President Mahmoud Ahmadinejad in Tehran on Saturday. His disputed victory in the election stirred more criticism on Sunday.
In an implicit rebuke to Iran’s ruling elite, a conservative presidential candidate warned Sunday that the political and social rifts opened by the disputed June 12 vote and subsequent crackdown could lead to the nation’s “disintegration” if they were not resolved soon.
The candidate, Mohsen Rezai, made his warning in a long statement about the election and its bloody aftermath, in which he called for reconciliation and spoke about the danger of “imprisoning” the legacy of the Islamic Revolution in divisive and shortsighted politics. The statement was posted on his Web site.

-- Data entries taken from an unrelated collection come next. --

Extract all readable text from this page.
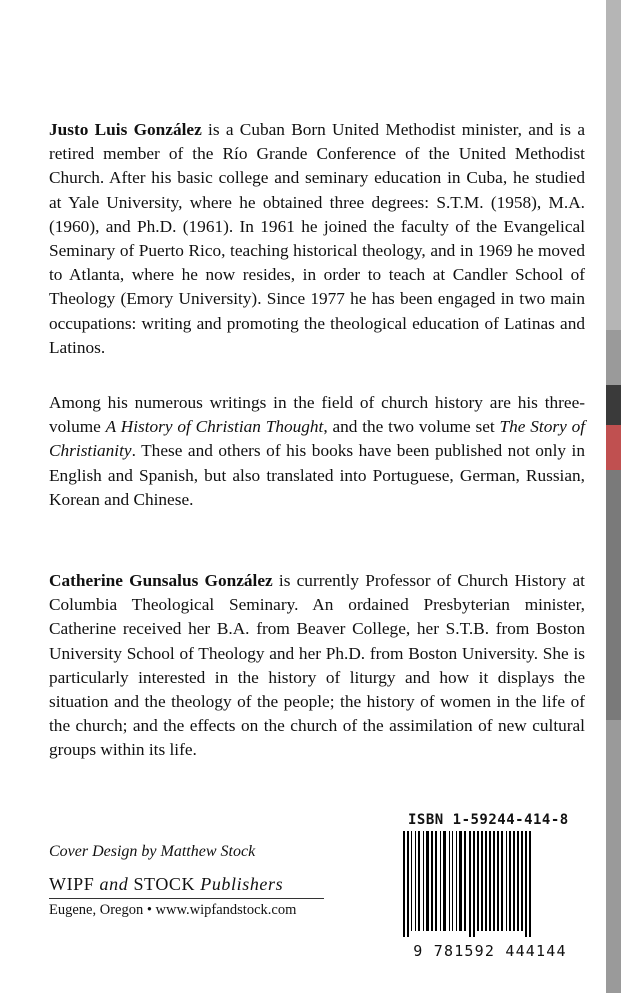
Justo Luis González is a Cuban Born United Methodist minister, and is a retired member of the Río Grande Conference of the United Methodist Church. After his basic college and seminary education in Cuba, he studied at Yale University, where he obtained three degrees: S.T.M. (1958), M.A. (1960), and Ph.D. (1961). In 1961 he joined the faculty of the Evangelical Seminary of Puerto Rico, teaching historical theology, and in 1969 he moved to Atlanta, where he now resides, in order to teach at Candler School of Theology (Emory University). Since 1977 he has been engaged in two main occupations: writing and promoting the theological education of Latinas and Latinos.

Among his numerous writings in the field of church history are his three-volume A History of Christian Thought, and the two volume set The Story of Christianity. These and others of his books have been published not only in English and Spanish, but also translated into Portuguese, German, Russian, Korean and Chinese.

Catherine Gunsalus González is currently Professor of Church History at Columbia Theological Seminary. An ordained Presbyterian minister, Catherine received her B.A. from Beaver College, her S.T.B. from Boston University School of Theology and her Ph.D. from Boston University. She is particularly interested in the history of liturgy and how it displays the situation and the theology of the people; the history of women in the life of the church; and the effects on the church of the assimilation of new cultural groups within its life.

Cover Design by Matthew Stock
WIPF and STOCK Publishers
Eugene, Oregon • www.wipfandstock.com
ISBN 1-59244-414-8
9 781592 444144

Although his message was largely nonpartisan, Mr. Rezai hinted that the government response after the election had been unfair, and he urged protesters to continue their work in legal and nonviolent channels.
Like the three other opposition candidates, Mr. Rezai, a former chief of the elite Revolutionary Guards, initially said he believed that President Mahmoud Ahmadinejad’s landslide victory involved ballot-rigging. Mr. Rezai later withdrew his legal challenge to the results, citing the need for unity.
Mr. Rezai’s statement is the latest sign that opposition to Mr. Ahmadinejad — despite the violent crackdown on street protests and stern warnings by government leaders — has not faltered. On Sunday, Iran’s Expediency Council delivered a victory to opposition supporters by upholding a law that would prevent government officials from simultaneously serving on the powerful Guardian Council, which is responsible for approving candidates and certifying election results.